2. Select the right algorithm.
Use the right AI algorithm for the right problem or use case. The process of training an algorithm greatly affects the energy consumption level. If, for example, you have an algorithm that translates from language A to B, you can optimize the algorithm in a way that would only require less than 100 hours of training. Or, you could use a brute-force trial-and-error algorithm and increase the compute by approximately 250,000 hours.
3. Predict and track carbon footprint outcomes.
Good intentions are not enough and may lead to additional carbon footprint. Treat sustainability as a key success indicator in any AI-based project. Companies are also beginning to include carbon footprint estimates in their cost/benefit analyses for deploying AI selectively and responsibly. AI implementers should understand the collective effects of process optimization on sustainability.

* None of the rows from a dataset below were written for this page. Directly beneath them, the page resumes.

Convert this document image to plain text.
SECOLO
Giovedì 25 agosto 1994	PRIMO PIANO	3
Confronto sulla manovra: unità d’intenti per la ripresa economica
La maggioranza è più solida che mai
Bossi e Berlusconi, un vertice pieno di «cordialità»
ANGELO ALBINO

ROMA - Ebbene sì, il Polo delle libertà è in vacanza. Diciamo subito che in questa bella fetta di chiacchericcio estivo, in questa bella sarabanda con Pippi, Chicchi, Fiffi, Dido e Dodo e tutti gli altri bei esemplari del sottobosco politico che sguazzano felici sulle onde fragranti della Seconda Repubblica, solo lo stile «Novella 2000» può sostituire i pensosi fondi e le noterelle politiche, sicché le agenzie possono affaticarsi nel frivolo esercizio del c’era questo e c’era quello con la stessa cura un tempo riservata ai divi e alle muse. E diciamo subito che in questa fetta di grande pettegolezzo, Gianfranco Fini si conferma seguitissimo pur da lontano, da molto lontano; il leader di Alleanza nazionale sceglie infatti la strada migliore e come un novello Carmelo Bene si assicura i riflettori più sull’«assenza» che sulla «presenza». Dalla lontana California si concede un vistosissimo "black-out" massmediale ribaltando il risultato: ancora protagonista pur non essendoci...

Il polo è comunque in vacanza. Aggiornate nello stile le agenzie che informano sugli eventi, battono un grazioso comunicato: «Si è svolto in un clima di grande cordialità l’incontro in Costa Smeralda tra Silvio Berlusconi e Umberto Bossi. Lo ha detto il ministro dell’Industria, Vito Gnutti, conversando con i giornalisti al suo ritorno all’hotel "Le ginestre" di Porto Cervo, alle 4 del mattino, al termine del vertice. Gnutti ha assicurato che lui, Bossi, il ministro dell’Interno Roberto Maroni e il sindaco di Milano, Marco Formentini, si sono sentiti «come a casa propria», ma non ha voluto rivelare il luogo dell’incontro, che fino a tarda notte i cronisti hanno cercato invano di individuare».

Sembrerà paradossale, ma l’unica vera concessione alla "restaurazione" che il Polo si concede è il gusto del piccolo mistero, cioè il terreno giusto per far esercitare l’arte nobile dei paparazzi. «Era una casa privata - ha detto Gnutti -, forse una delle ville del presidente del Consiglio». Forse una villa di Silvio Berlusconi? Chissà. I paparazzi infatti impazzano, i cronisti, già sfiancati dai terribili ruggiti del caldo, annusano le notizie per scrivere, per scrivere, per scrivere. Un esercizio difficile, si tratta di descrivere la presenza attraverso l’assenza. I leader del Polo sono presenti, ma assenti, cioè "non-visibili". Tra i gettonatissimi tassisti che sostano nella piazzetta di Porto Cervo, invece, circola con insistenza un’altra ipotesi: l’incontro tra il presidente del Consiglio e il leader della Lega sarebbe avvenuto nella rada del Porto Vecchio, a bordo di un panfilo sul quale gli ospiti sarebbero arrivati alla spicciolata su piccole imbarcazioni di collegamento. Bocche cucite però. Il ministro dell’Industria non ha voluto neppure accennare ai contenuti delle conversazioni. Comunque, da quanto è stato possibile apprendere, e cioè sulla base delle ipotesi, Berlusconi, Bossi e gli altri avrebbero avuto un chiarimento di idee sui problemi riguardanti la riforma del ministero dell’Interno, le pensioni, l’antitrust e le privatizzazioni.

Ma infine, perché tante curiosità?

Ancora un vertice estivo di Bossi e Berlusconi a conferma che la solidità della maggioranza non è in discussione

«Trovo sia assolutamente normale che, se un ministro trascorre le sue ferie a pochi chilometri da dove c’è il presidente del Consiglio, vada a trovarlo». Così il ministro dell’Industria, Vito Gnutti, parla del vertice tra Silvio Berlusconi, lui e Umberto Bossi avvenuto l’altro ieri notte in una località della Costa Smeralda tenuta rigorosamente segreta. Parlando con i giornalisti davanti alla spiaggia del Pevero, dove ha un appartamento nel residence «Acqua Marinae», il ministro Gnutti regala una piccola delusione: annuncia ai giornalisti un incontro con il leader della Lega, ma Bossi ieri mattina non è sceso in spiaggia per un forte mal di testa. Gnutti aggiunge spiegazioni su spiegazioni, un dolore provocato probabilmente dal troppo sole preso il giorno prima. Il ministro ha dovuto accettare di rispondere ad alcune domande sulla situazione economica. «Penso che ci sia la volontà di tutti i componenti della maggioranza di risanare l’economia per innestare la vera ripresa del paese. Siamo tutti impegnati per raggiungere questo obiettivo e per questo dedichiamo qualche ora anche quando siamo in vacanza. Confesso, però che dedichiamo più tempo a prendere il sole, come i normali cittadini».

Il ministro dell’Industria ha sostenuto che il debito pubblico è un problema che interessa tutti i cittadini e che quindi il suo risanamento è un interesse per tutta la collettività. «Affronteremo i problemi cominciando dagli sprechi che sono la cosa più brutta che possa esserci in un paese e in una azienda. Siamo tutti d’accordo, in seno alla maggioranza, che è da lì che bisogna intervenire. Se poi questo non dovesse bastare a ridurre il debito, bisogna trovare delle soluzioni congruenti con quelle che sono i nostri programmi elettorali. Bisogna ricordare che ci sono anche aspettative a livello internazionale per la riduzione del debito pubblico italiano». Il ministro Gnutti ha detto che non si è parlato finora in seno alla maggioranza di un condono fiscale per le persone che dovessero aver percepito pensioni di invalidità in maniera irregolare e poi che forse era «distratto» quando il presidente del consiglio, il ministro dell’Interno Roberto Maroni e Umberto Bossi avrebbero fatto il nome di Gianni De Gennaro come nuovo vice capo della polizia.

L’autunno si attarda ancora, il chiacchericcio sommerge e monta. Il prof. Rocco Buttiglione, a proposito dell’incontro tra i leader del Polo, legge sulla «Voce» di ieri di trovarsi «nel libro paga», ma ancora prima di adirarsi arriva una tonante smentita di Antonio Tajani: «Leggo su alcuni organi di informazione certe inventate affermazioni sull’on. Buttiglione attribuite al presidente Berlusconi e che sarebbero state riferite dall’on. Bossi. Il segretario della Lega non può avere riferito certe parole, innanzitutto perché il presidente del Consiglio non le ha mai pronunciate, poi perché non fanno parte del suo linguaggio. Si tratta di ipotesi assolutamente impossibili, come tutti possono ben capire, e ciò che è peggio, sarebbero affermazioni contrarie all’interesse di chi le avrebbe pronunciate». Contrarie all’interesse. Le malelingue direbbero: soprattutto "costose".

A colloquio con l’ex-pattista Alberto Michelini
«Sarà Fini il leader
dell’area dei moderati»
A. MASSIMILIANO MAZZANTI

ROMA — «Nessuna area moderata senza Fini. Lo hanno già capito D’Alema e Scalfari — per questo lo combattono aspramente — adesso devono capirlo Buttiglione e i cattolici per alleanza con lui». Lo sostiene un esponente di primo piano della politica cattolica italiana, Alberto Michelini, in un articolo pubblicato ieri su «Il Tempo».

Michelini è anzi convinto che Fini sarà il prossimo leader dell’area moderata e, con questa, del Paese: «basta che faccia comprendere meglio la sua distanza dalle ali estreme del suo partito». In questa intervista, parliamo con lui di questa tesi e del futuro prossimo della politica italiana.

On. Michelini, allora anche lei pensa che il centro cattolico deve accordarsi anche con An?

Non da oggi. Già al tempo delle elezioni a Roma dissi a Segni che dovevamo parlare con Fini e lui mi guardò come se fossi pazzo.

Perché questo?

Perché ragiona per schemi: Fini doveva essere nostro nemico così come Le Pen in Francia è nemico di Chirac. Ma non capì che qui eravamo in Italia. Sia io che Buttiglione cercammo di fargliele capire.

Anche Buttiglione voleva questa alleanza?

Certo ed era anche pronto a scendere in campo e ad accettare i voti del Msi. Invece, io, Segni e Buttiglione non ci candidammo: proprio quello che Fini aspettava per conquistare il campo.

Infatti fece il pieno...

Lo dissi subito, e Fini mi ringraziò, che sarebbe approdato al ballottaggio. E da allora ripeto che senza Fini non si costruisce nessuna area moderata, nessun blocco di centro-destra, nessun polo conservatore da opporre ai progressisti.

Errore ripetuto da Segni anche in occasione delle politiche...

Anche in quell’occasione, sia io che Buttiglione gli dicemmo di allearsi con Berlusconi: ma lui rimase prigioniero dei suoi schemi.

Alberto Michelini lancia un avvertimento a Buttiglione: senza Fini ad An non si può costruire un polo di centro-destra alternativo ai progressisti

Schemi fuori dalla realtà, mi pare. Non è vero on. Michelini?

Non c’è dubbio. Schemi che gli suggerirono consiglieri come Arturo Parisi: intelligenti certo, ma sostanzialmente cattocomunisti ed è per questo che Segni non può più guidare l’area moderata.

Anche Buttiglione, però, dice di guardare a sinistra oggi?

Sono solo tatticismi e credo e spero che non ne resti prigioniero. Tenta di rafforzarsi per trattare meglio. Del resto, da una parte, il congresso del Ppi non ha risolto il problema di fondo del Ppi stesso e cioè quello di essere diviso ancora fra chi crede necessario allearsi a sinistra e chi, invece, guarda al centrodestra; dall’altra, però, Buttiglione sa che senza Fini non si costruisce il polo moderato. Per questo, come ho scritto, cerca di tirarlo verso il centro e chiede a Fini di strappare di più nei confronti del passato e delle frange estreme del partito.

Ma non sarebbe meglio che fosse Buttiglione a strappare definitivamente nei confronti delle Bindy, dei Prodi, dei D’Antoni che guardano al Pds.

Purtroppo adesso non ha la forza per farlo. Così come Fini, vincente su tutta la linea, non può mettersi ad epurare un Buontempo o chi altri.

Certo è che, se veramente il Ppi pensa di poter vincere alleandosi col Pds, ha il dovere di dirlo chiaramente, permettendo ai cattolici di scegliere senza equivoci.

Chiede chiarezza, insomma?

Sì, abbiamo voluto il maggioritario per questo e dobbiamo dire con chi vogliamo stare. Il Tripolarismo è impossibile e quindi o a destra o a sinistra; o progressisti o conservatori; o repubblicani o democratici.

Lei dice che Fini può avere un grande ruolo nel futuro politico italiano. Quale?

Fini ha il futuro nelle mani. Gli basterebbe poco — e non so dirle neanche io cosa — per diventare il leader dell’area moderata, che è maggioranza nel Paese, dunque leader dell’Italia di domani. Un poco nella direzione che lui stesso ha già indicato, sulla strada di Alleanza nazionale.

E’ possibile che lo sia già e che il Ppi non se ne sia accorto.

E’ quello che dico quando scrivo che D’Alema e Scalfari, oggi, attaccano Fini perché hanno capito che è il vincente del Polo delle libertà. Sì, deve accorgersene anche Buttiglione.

4. Compensate footprint with renewable energy use.
Offset carbon footprint by utilizing green renewable energy to power AI models. Knowing that AI running on its data cents is a major contributor to energy consumption, Google committed to power its data centres by renewable energy – and has been a net-zero carbon emissions company since 2017.
CodeCarbon, a lightweight, open-source software package that integrates into a Python codebase, is one of the tools that can help organizations conduct these steps. By automatically fetching power and grid data, CodeCarbon can track the amount of carbon dioxide (CO2) produced by the cloud or by local computing resources used to execute an experiment such as training a machine-learning algorithm. It then provides developers with dashboards displaying the CO2 outcomes of the experiment or series of experiments. This visibility into the CO2 impact creates opportunities to reduce the resulting carbon footprints, by hosting the cloud infrastructure in geographical regions that use renewable energy sources, or by using more efficient hardware. CodeCarbon was jointly developed by Mila, a world-leading AI research institute in Montreal; BCG GAMMA, Boston Consulting Group’s global data science and AI team; Haverford College in Pennsylvania; and Comet, a meta machine-learning platform.
AI: a potent tool for human survival
Artificial Intelligence has quickly become one of the most powerful tools humanity has ever created. But as with other breakthrough technologies that have led to both positive and negative outcomes, it is imperative to use it wisely. If used with care, AI could make all the difference in the world as humanity struggles to solve the looming climate crisis.
Mansour AlAnsari, Saudi Aramco Fellow, AI/ML Team, Centre for the Fourth Industrial Revolution (C4IR)
This article was previously published in the World Economic Forum.